HELD TOGETHER WITH TAPE AND GLUE by Pamela Hobart Carter
$14.99
Like a gull or osprey, or even, a cloudhorse, the poems in Pamela Hobart Carter’s Held Together with Tape and Glue move with grace, drama and purpose. “Patterns are easier to see from the sky” she writes in “Notice,” and thus these poems soar and swoop through meditations on reality and perception, on preparation and change, on doing or not. Don’t let the title fool you: these poems are not makeshift or rickety. They are shiny, sleek feathered movements from the pages to our minds.
–Ben Kline, author of Sagittarius A* and Dead Uncles
Pamela Hobart Carter‘s Held Together with Tape and Glue holds the reader in a “kingdom of velvet and silver and lost jewelry,” a place where “wavelengths of imagination” reach toward “the whole ocean of dreamed life” in all its vivid strangeness. These poems dip into a palette rich in philosophical reflection—“How did we get so good at calendars and clocks,/still ignorant of true passage?”—and they engage with the art of other poets through erasures and ekphrastic poems. The lyrical moments, insights, and visual acuteness of these poems make Carter a poet well-worth traveling with.
–Priscilla Long, author of Holy Magic and Crossing Over: Poems
Pamela Carter’s exquisitely original new collection of poems is a great deal more cohesive than its title, Held Together with Tape and Glue. Honed by her scientific training as a geologist, Carter’s keen observations dissect the “everydayness” of living from genus to species, from one daily version to the next, and from one epiphany to another. She is “the shrewd detective in a village” where she combines the mythic with the scientific in a Blakean universe where a constant self-becoming rules.
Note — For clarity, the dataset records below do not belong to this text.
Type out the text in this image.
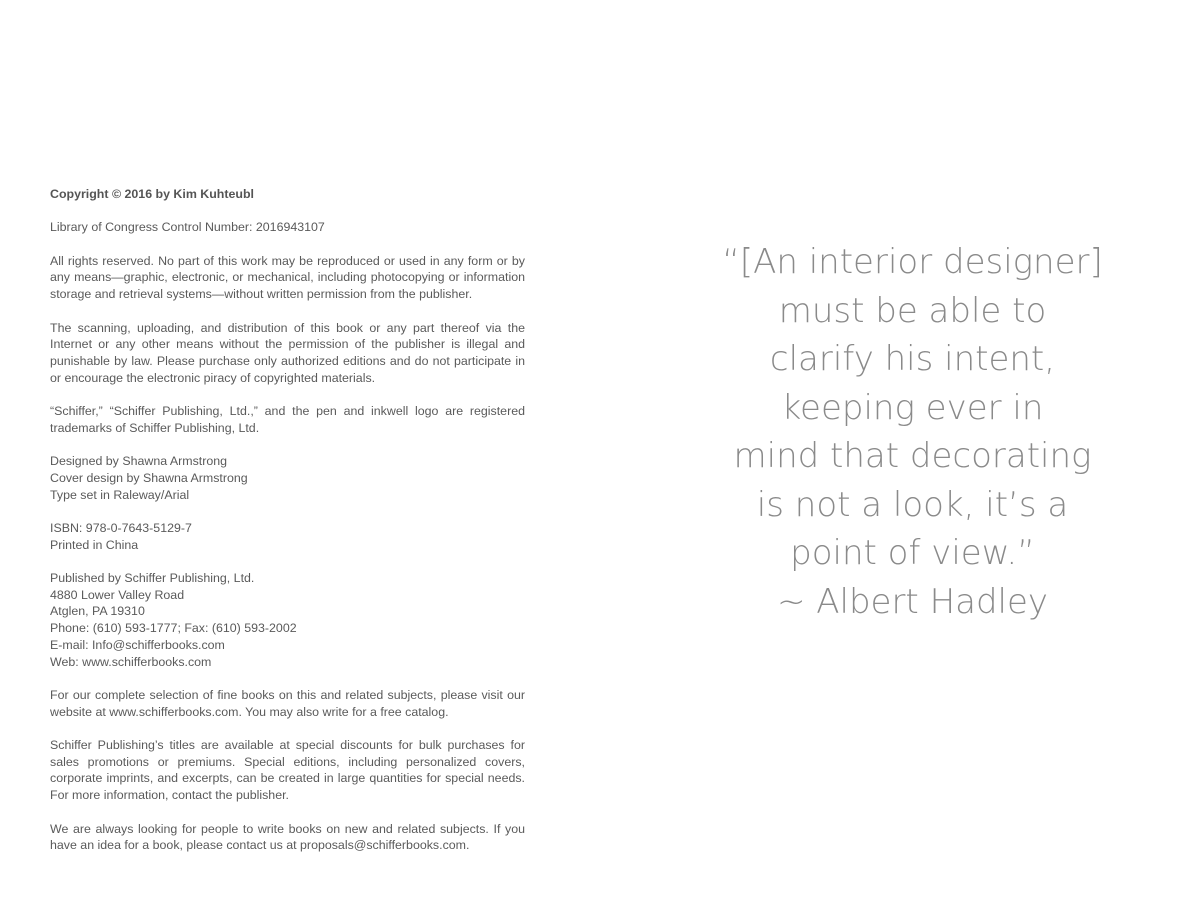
Copyright © 2016 by Kim Kuhteubl

Library of Congress Control Number: 2016943107

All rights reserved. No part of this work may be reproduced or used in any form or by any means—graphic, electronic, or mechanical, including photocopying or information storage and retrieval systems—without written permission from the publisher.

The scanning, uploading, and distribution of this book or any part thereof via the Internet or any other means without the permission of the publisher is illegal and punishable by law. Please purchase only authorized editions and do not participate in or encourage the electronic piracy of copyrighted materials.

“Schiffer,” “Schiffer Publishing, Ltd.,” and the pen and inkwell logo are registered trademarks of Schiffer Publishing, Ltd.

Designed by Shawna Armstrong
Cover design by Shawna Armstrong
Type set in Raleway/Arial

ISBN: 978-0-7643-5129-7
Printed in China

Published by Schiffer Publishing, Ltd.
4880 Lower Valley Road
Atglen, PA 19310
Phone: (610) 593-1777; Fax: (610) 593-2002
E-mail: Info@schifferbooks.com
Web: www.schifferbooks.com

For our complete selection of fine books on this and related subjects, please visit our website at www.schifferbooks.com. You may also write for a free catalog.

Schiffer Publishing’s titles are available at special discounts for bulk purchases for sales promotions or premiums. Special editions, including personalized covers, corporate imprints, and excerpts, can be created in large quantities for special needs. For more information, contact the publisher.

We are always looking for people to write books on new and related subjects. If you have an idea for a book, please contact us at proposals@schifferbooks.com.

“[An interior designer]
must be able to
clarify his intent,
keeping ever in
mind that decorating
is not a look, it’s a
point of view.”
~ Albert Hadley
–Koon Woon, poet and publisher of Goldfish Press
Description
HELD TOGETHER WITH TAPE AND GLUE
by Pamela Hobart Carter
$14.99, paper
978-1-64662-571-0
2021
Held Together with Tape and Glue consists of 17 poems, including erasures and collage. The visual collage of the cover art uses a photo which inspired the first poem in the collection, “Flight Over a Quiet Square.”
After earning two degrees in geology (Bryn Mawr College and Indiana University), Pamela Hobart Carter became a teacher and taught for more than thirty years. Her plays have been read and produced in Montreal (where she grew up), Seattle (where she lives), and Fort Worth (where she has only visited). Her poetry has appeared in Pif, The Seattle Star, and Barrow Street, among others.